Under the above optimized reaction conditions, we explored the scope of the reaction. As shown in Scheme 3, the cross-coupling of ethyl diazoacete 4a with vinyldiazo bearing distinct aryl ketones gave the desired allyldiazoketones 5c–5h in 52–75% yields. Many substituents, including methyl and halogen (Cl, Br, and I) at the ortho- (5g), meta- (5h) and para- (5c–5f) are well tolerated. The reaction was also compatible with 2-thienyl ketone (5i) and 2-naphthyl ketone (5j). We prepared vinyldiazo alkyl ketones (R⁴ = cyclohexyl and adamantyl), and their reactions with 4a afforded allyldiazo compounds 5k and 5l in moderate yields. Allyldiazoketone 5m is a solid and both structures of its Z- and E-isomers were confirmed by X-ray diffraction. Subsequently, the cross-coupling of β-methyl substituted vinyldiazoketone 1n with ethyl diazoacetate 4a was examined.

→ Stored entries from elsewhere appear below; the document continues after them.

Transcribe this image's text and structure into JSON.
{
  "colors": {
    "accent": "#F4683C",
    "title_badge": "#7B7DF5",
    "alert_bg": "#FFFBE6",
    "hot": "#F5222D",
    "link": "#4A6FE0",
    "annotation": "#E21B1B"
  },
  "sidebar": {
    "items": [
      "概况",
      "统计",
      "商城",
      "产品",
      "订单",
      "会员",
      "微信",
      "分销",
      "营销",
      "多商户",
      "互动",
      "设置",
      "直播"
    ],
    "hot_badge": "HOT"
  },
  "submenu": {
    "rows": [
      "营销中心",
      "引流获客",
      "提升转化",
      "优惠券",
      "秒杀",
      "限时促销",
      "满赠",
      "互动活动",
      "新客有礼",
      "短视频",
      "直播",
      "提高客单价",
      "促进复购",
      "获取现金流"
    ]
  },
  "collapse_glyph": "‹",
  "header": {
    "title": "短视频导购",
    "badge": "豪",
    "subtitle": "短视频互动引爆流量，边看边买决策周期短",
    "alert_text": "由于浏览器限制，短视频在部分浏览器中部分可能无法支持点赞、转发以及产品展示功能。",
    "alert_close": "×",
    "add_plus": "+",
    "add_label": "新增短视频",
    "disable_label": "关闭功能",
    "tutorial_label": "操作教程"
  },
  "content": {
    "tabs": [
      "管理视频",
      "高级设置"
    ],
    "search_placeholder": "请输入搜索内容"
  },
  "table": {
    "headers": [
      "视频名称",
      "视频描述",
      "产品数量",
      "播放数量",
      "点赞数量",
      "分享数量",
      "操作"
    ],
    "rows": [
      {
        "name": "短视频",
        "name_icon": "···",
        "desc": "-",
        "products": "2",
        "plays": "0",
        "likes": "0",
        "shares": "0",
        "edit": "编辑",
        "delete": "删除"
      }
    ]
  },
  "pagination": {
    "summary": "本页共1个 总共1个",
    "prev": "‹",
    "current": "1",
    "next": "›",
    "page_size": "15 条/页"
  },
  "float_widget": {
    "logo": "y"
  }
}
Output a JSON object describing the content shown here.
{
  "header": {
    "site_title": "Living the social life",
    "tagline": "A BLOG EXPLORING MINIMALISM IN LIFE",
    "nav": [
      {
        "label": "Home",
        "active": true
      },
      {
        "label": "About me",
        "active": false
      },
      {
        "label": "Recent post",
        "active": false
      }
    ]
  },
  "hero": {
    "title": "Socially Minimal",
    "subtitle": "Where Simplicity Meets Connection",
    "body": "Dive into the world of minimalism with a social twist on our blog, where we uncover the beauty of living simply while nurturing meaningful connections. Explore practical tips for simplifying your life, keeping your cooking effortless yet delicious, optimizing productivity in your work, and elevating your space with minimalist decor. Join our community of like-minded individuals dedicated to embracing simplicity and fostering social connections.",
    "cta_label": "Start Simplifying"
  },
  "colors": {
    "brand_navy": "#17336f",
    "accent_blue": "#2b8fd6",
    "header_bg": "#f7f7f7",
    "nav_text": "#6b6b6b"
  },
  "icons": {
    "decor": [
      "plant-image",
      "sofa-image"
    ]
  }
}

Surprisingly, the β-methyl group of 1n relocated at γ-position in the product 5n, indicating a rearrangement occurred in this reaction. The X-ray diffraction of Z-isomer of allyldiazoketone 5o confirmed our proposed structure. Switching the methyl on the β-position to phenyl or OTBS led to complex mixtures. Although we detected the formation of allyldiazoketones by GC-MS, the attempt to obtain pure products failed. To further verify the reposition, γ,γ-dimethyl substituted vinyldiazoacetate 1p was employed to react with 4a, providing 5p in 73% yield with >20 : 1 E/Z selectivity. It was found that both methyl groups were presented on the β-position of product 5p. Using exocyclic vinyldiazoacetates 1q and 1r as the substrates, no ring expansion was observed and the corresponding allyldiazoacetates 5q and 5r were obtained in 66% and 68%, respectively.¹⁷ However, 1,4-dihydropyridazine 5s′ was isolated as the major product in the reaction of 4a with vinyldiazoacete 1s bearing an ester motif at the γ-position. We speculate that the additional electron-withdrawing ester group further destabilized the cyclopropane of 2,3-diazabicyclo[3.1.0]hex-2-ene intermediate, thus facilitating the direct cleavage of weakened fused [c] bond to form 1,4-dihydropyridazine.¹⁸ The cross-coupling of 2-indenyldiazoacetate 1t with 4a provided carbene dimerization product 5t′ presumably due to the difficulty in generating indene-fused cyclopropene.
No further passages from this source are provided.